If it goes to 2, it runs on 2, you're not stranded, just going a lot slower.

ONQ.


----------



## colm5 (26 Jan 2010)

there are 4 cylinders for good reasons. Running on three can damage the engine plus the excessive vibration may also cause problems with pipe connections etc... Needs to be fixed. Happened to me before, and it was just the spark plug led. If the spark plug is not firing then the piston will not fire.


----------



## AlbacoreA (27 Jan 2010)

Voda said:


> Our Hyundai Accent (2001) seems to be on its last legs. We were told the other day that it's only running on three cylinders, even though it's a four cylinder engine. Does anyone know if this is a big job to fix or would we be better cutting our losses and buying another car?
> And how long can we expect it to keep running in its current state??!
> Thanks


 
Who told you its running on 3 cylinders. Could be any number of things causing this. Why not bring it to a mechanic and get an estimate? Might be just a lead or something more serious.

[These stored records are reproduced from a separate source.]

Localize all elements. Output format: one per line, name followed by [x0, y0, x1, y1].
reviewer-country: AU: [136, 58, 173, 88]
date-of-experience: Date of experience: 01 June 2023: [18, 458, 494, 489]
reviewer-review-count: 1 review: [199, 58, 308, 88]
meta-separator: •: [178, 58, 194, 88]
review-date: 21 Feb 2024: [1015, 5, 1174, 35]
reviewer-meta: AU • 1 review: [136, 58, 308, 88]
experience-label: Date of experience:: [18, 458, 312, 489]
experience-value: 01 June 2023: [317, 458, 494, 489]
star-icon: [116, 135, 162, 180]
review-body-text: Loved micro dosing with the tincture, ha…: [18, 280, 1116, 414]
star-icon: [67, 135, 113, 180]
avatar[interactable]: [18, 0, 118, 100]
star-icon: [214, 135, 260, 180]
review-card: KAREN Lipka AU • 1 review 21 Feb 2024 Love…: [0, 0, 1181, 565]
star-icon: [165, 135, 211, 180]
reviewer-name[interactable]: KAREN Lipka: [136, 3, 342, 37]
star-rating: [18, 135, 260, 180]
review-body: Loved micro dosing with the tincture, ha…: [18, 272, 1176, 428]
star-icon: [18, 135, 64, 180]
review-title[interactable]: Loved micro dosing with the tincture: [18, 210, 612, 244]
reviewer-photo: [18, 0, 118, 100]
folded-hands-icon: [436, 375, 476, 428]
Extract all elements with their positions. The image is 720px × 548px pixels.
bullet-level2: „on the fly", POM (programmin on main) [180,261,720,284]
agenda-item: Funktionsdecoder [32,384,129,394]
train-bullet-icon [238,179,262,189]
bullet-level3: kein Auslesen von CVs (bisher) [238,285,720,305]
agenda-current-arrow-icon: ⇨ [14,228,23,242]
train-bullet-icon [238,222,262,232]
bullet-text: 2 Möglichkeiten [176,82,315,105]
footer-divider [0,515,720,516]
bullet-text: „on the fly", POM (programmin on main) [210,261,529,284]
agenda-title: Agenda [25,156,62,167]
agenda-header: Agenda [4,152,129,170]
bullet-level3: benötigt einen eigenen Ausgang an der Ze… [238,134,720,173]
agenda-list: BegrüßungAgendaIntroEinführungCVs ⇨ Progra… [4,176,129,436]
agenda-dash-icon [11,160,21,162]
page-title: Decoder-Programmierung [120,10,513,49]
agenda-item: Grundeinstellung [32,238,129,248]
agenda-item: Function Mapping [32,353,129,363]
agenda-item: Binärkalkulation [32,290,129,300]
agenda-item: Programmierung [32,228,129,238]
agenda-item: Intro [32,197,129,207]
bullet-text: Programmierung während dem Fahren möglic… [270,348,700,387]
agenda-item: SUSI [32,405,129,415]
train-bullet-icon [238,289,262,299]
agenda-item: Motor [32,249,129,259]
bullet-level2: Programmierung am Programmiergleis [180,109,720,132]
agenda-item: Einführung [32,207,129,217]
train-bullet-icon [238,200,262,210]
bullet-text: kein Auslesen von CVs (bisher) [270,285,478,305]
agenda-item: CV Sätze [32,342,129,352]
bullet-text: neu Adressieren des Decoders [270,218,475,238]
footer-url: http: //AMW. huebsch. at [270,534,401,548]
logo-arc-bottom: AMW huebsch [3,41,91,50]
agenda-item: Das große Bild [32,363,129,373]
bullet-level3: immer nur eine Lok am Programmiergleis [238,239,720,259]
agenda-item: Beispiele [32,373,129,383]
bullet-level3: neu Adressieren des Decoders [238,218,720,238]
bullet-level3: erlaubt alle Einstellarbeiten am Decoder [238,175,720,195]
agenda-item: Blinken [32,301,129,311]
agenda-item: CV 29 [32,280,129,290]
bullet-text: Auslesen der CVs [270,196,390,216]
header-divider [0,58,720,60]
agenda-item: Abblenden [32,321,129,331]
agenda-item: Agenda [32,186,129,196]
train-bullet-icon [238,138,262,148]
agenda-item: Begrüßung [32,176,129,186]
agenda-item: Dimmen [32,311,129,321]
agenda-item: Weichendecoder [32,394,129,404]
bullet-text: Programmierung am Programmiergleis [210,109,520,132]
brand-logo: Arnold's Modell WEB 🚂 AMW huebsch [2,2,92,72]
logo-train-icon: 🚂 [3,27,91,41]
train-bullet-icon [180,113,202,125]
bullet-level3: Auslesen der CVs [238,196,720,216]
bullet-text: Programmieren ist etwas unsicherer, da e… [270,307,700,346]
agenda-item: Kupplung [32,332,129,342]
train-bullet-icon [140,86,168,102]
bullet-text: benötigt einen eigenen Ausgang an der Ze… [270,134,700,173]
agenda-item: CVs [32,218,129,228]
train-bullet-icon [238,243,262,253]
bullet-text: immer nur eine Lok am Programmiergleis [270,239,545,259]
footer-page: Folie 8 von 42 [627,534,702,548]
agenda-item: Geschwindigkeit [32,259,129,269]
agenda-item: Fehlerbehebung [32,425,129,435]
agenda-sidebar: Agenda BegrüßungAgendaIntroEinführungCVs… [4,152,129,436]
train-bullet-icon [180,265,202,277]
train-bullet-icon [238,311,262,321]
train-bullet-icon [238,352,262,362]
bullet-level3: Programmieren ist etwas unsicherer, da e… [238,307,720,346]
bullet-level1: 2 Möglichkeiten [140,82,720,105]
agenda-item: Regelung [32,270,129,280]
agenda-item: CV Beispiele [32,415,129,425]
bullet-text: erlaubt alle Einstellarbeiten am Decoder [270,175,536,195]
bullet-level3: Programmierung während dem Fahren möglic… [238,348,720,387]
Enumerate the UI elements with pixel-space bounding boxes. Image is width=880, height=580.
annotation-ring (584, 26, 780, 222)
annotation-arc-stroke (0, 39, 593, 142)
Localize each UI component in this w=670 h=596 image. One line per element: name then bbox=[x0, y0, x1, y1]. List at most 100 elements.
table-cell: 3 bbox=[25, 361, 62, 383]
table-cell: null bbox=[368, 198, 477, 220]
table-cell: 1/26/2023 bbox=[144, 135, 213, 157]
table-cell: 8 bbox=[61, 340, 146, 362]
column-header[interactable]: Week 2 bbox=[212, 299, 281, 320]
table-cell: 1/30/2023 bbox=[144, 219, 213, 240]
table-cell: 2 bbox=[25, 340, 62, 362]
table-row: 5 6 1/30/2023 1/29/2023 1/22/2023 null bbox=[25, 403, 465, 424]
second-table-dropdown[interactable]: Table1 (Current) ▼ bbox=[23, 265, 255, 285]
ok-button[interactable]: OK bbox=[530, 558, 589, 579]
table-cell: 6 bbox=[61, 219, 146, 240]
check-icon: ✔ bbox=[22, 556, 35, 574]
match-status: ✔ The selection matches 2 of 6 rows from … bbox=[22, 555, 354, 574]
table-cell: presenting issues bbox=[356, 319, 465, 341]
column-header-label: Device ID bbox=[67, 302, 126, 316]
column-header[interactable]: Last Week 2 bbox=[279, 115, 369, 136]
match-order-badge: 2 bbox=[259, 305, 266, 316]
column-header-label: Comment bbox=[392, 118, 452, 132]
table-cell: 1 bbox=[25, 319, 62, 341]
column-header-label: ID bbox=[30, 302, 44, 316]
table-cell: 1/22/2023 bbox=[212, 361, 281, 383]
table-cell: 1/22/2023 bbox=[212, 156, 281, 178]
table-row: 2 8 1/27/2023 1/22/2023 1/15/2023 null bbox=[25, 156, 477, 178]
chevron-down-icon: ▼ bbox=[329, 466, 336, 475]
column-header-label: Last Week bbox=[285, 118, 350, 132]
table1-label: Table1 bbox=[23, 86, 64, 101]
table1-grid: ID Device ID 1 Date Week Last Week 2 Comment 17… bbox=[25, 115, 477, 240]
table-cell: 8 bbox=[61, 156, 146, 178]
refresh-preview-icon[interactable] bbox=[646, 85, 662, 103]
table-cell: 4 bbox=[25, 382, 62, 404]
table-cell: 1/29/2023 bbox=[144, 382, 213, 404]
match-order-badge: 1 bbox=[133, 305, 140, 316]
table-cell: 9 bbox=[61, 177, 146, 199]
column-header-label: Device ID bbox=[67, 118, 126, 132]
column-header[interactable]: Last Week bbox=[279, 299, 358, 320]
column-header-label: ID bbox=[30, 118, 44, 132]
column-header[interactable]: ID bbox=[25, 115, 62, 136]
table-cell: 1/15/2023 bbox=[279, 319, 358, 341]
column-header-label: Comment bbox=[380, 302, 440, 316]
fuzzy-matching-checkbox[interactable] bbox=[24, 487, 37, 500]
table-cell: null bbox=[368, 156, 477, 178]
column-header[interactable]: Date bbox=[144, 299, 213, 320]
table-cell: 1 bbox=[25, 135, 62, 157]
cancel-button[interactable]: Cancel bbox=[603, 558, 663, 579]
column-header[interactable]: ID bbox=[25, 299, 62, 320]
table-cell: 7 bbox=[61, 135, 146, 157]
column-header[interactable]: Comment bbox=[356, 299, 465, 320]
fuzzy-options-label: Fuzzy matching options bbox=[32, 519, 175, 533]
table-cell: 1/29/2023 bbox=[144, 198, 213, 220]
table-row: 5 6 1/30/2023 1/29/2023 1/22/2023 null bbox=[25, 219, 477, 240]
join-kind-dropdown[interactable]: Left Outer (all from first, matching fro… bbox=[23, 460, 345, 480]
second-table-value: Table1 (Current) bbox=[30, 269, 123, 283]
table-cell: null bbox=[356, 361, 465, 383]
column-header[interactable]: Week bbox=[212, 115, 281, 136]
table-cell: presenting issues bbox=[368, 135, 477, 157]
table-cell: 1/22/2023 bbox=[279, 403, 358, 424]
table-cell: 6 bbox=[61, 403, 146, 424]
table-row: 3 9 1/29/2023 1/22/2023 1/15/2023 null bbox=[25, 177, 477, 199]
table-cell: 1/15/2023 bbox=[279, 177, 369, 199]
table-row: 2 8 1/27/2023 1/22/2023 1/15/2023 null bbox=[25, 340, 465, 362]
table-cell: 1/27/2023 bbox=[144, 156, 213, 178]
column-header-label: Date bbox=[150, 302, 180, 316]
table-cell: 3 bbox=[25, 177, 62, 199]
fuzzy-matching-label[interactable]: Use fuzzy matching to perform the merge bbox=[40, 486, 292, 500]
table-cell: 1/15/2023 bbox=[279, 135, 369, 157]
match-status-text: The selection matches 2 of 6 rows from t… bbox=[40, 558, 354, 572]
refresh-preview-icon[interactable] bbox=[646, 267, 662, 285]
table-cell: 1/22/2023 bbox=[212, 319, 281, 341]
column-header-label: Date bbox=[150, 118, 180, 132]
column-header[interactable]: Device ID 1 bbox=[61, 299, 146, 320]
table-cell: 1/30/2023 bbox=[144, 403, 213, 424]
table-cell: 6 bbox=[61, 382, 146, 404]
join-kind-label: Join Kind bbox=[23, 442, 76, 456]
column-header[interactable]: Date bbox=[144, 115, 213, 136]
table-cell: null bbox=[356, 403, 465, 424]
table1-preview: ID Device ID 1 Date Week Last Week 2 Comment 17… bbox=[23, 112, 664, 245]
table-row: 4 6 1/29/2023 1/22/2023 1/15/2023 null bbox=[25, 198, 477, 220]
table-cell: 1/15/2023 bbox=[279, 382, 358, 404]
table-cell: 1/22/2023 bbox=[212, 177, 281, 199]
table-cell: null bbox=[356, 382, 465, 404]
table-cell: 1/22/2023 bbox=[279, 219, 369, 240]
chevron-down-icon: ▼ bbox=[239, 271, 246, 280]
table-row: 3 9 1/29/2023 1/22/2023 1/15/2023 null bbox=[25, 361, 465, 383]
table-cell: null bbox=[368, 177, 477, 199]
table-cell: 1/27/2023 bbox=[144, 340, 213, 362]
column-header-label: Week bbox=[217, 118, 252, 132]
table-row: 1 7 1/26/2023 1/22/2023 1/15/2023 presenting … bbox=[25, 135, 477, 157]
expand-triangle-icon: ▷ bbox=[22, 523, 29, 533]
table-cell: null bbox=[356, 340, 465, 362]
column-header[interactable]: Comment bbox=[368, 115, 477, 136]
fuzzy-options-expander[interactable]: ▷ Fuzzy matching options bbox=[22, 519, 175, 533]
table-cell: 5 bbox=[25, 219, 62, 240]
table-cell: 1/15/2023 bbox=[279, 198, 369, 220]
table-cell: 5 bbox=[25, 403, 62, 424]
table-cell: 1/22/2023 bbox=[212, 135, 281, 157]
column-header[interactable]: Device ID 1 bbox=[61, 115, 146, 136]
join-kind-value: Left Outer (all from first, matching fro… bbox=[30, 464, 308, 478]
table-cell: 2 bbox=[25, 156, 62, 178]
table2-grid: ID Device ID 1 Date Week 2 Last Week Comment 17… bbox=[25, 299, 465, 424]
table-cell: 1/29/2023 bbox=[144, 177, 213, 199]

Who knows. 

We had an old fiesta one time which kept oiling up the spark plugs and going to 3 cyclinders. It kept running for 2 yrs like that, and was still running last we saw it. Used to keep some spare plugs in the car and swap the plug when it started running on 3. It would be ok for 3 or 4 weeks then do it again. Car was worth nothing, plugs were only a few euro. Not something everyone would do. If you crossthread a spark plug your in trouble. But if you have no money for another car.


----------